The next few minutes struck me as fear mongering at its most effective: open-ended questions, zealous naysayers and claims that were hard to verify or disprove.
“They’re (Health Canada) continuing to bury their head in the sand and actually look at the science,” U.S. Attorney R. Brent Wisner told Mesley. Wisner is the co-lead counsel for the Roundup JCCP, which consists of more than 150 California-based lawsuits connecting the Monsanto product to non-Hodgkin lymphoma.
“The fact that Health Canada has turned a blind eye is really a disservice to Canadians. They’re wrong on the science. And when they’re wrong on the science, people get cancer and people die,” said Wisner, who implied that perhaps Monsanto had cast a spell on regulators.
The segment also cited findings that Monsanto was bedfellows with the research body that claims glyphosate is safe. A close inspection of the Monsanto Papers also revealed interactions where it appears as though the company attempted to edit research results. The public is led to believe those edits were tantamount to tampering, but that is not necessarily the case.
Not one farmer was interviewed, and Health Canada’s position was only mentioned a couple of times. The overall effect left viewers with only one conclusion to draw — one that runs contrary to Health Canada’s own findings.

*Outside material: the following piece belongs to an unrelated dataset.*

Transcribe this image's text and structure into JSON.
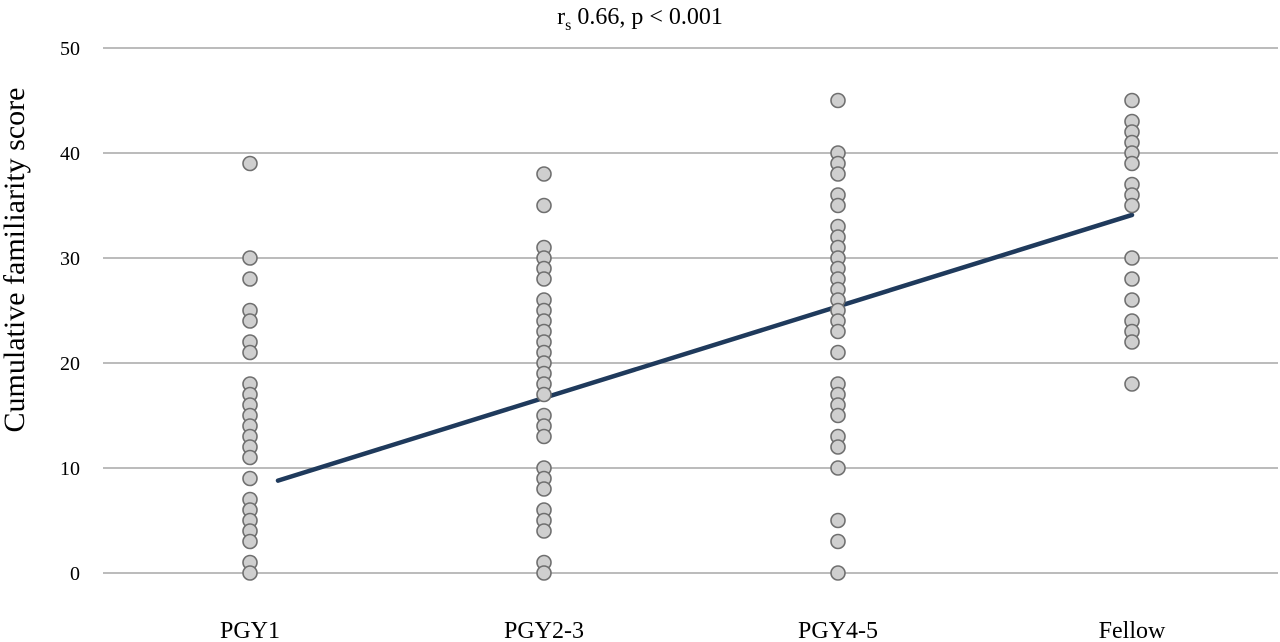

“Our scientists left no stone unturned in conducting this review,” reads Health Canada’s official position on glyphosate, published in January. “They had access to all relevant data and information from federal and provincial governments, international regulatory agencies, published scientific reports and multiple pesticide manufacturers. This includes the reviews referred to in the Monsanto Papers. Health Canada also had access to numerous individual studies and raw scientific data during its assessment of glyphosate, including additional cancer and genotoxicity studies. To help ensure an unbiased assessment of the information, Health Canada selected a group of 20 of its own scientists who were not involved in the 2017 re-evaluation to evaluate the notices of objection.”
“No pesticide regulatory authority in the world currently considers glyphosate to be a cancer risk to humans at the levels at which humans are currently exposed. We continue to monitor for new information related to glyphosate, including regulatory actions from other governments, and will take appropriate action if risks of concern to human health or the environment are identified.”
As a farmer, and as a journalist who has worked in mainstream media, it is continually disappointing to see agricultural topics treated this way. Agriculture has some strong lobbies behind it, but they often don’t hold a candle to the ones rallying in opposition.
I’m not an apologist for glyphosate, but I use it. The effective herbicide has allowed my farm to reduce its reliance on chemicals, overall.
If the consumer cares, then pay attention to the details. And if the media wants to investigate large ag companies — which they should — they should give both sides a full airing. The public deserves that.